Psychological Autopsy is the title of number 4 of a monogram series. Written by Avery Wieseman and Robert Kastenbaum and published in 1963, we are going back a few years. Both are remembered for their work in researching grief. I heard both years ago at grief seminars.
I was nine years into my experience as a full-time chaplain and I had already begun to train lay people as story listeners in the hospital. We were to find that grief stories in some form provided the main category of stories heard by the Befrienders. We started a grief resource group in January 1975 to study grief in its many aspects. Then in 1976 we started a grief recovery group which went through many different phases before I retired in 1992. Genesis Hospital has since closed the grief recovery program.
I came across this book in 1971 on a Clinical Pastoral Education sabbatical at the Alcohol Treatment Unit, the University of Iowa, Iowa City, Iowa. This was a very helpful learning experience providing deep insights into the issue of both addiction and idolatry in Scripture. Also how alcohol is used as a pain reliever in handling grief and losses of all kinds in the craving of being better, even perfect.

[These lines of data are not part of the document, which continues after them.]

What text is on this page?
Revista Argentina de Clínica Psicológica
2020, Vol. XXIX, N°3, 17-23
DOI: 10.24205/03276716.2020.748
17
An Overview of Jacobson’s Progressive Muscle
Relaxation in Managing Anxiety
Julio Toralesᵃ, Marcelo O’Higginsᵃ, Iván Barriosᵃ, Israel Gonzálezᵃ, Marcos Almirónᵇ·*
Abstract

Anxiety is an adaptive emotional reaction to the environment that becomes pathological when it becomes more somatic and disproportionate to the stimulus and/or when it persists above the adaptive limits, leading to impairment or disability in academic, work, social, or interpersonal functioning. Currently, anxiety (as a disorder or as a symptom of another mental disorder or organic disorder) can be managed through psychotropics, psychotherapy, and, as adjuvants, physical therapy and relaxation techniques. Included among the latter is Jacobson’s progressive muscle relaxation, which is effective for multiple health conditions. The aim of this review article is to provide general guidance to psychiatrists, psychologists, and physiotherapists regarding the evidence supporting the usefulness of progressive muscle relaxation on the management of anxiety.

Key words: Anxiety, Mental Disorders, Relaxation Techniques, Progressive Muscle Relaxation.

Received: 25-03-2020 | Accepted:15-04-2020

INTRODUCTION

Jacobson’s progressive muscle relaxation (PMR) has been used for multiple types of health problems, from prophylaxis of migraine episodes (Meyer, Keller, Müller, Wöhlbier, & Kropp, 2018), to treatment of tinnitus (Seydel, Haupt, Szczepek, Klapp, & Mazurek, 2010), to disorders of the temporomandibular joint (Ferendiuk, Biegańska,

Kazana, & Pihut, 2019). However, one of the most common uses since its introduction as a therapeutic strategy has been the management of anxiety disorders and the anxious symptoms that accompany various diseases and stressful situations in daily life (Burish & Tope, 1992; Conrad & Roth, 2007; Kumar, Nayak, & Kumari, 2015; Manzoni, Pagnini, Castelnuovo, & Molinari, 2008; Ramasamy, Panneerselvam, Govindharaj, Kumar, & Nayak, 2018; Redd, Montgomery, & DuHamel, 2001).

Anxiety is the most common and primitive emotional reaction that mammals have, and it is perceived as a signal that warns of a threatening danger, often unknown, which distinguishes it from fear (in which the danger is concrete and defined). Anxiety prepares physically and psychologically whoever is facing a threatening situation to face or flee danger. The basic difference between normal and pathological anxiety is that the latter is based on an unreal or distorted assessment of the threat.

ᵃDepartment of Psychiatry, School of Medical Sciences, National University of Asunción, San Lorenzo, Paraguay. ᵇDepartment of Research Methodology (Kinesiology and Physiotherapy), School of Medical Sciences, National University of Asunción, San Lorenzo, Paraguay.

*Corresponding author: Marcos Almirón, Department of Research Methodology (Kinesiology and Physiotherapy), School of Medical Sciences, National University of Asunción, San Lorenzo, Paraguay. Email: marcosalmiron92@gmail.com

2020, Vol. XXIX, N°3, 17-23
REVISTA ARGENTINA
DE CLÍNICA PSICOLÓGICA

The counselors at the Alcohol Treatment Unity talked about fractional suicide. Addictions take their toll on our life expectancy, lowering the years we live. And with Alcohol Addiction, the terminal face is either DT’s or Kidney failure. The terminal phase would be different for others. Smokers often have pulmonary obstructive lung disease and obese often have a diabetic condition with complications. The sources of the health problem are part of the psychological autopsy in answer to the question: when did they start to die.
Sometime after my reading of the Psychological Autopsy I had a situation in the hospital emergency room which was a classic example. A man working at the Rock Island Arsenal had a cardiac arrest. A young medical intern who was assigned to the Arsenal began procedures to resuscitate. He worked during the ambulance ride to the hospital and continued in the emergency room. The wife arrived and I spend some time hearing her side of the story. Her husband removed himself from relating to his family, even his wife, although they lived in the same house, eating and work was his only activity.

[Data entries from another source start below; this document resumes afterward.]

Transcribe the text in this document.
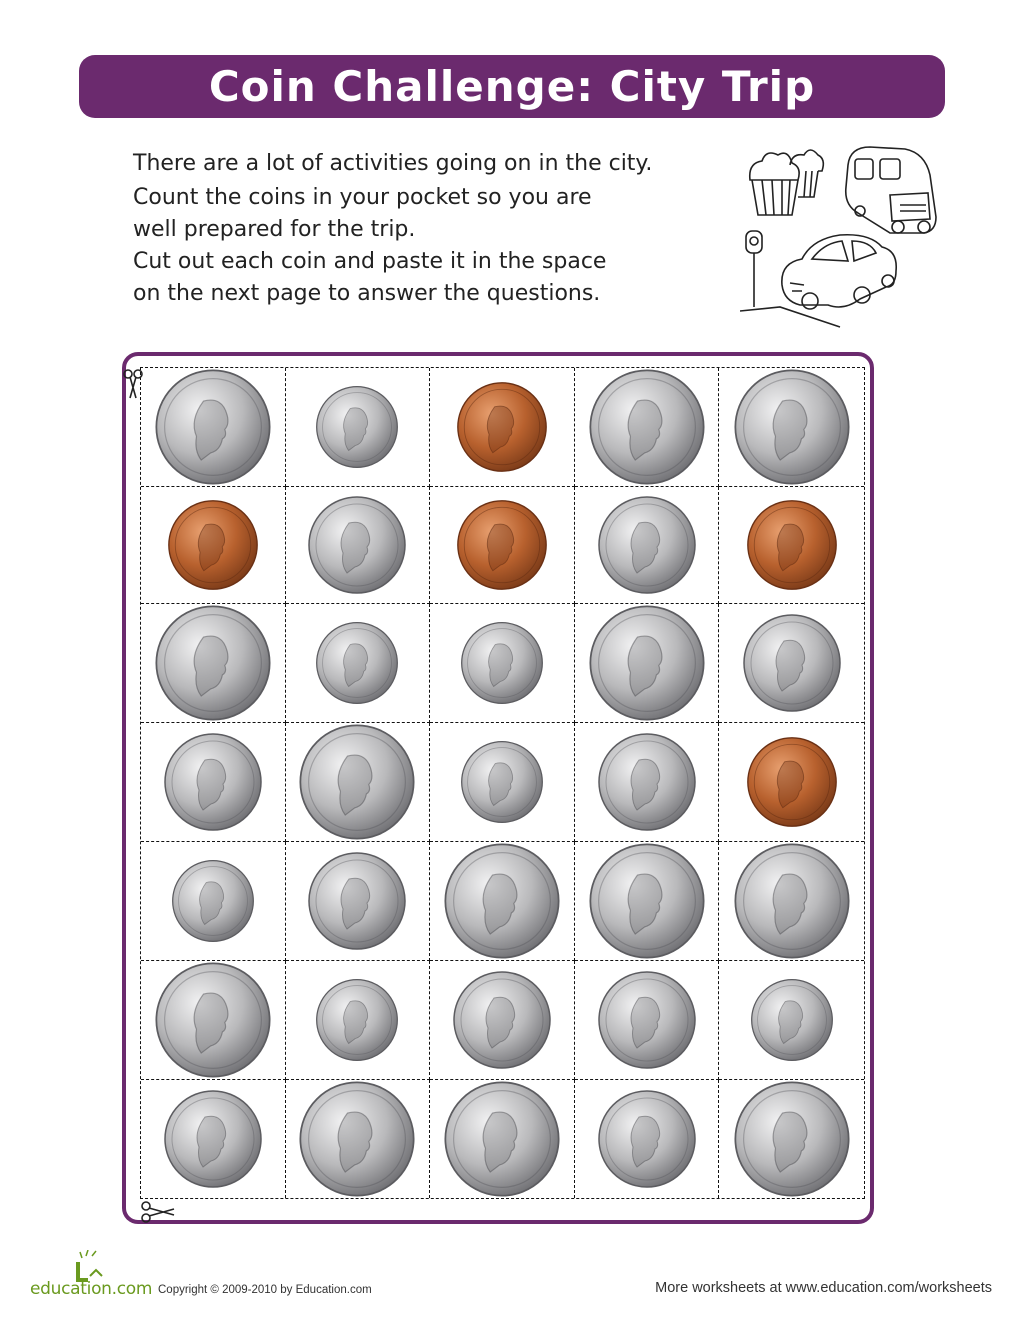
Coin Challenge: City Trip

There are a lot of activities going on in the city.

Count the coins in your pocket so you are

well prepared for the trip.

Cut out each coin and paste it in the space

on the next page to answer the questions.

education.com Copyright © 2009-2010 by Education.com	More worksheets at www.education.com/worksheets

I had a chance to visit with the young doctor after the wife left the hospital. I heard his lament about not being able to save this man’s life. I then shared with him the story I heard from the wife and the monogram on the psychological autopsy. The question was evident, when did this man begin to pull away from life and relationships. I do not have that story. What I have is the story of his dying process which began long before his cardiac arrest. Was his cardiac arrest part of a broken heart experience, loss of purpose and meaning, etc. We have questions without answers other than there is an in-depth way of studying our dying process: the psychological autopsy.

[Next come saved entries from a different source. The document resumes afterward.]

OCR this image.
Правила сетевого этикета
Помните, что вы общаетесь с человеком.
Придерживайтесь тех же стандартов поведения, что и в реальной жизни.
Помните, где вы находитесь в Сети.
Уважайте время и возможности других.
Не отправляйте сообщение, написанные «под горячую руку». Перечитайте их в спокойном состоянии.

I know about this first hand. When the family farm was lost in 1938 under questionable legal circumstances followed by my father’s inability to get an automatic calf feeder on the market, he began to register a depression that became chronic and next, manifesting itself in a heart attack leading to an early death. There is a parallel in the broken heart syndrome. His unresolved grief did encourage me to facilitate a grief recovery group for 17 years to provide for others what he didn’t have himself. And this week the newspaper carried a large article on the broken heart syndrome listing various causative factors.
Moving fast forward to the pandemic and 2000-2002 with various mutations of the covid virus we have misinformation, excuses for resisting being vaccinate, anti science, no mandates, etc. all potential behaviors that can lead to death from the virus and can be registered under the psychological autopsy.
An unvaccinated person may carry a hidden weapon, the virus, which can be he the cause of their death or others. And those who distort the best information we have at a given time as we continue learn more, this is a process, they may unintentionally or even intentionally contribute to a persons death. Example: my brother in law had a person he worked with buy into misinformation. He refused to be vaccinated He came down with the virus and went to the hospital where he died. I doubt if misinformation will be found on the death certificate. I doubt if the name of an unvaccinated person who spread the virus will be found on the death certificate. If you ask the question, when did this person start to die as posed by my understanding of the psychological autopsy, you have many contributing factors not identified. The reality of this dynamic requires a serious look in how you define freedom.
There is a forensic psychological autopsy professional for suicide. My niece is giving some consideration to studying for that profession.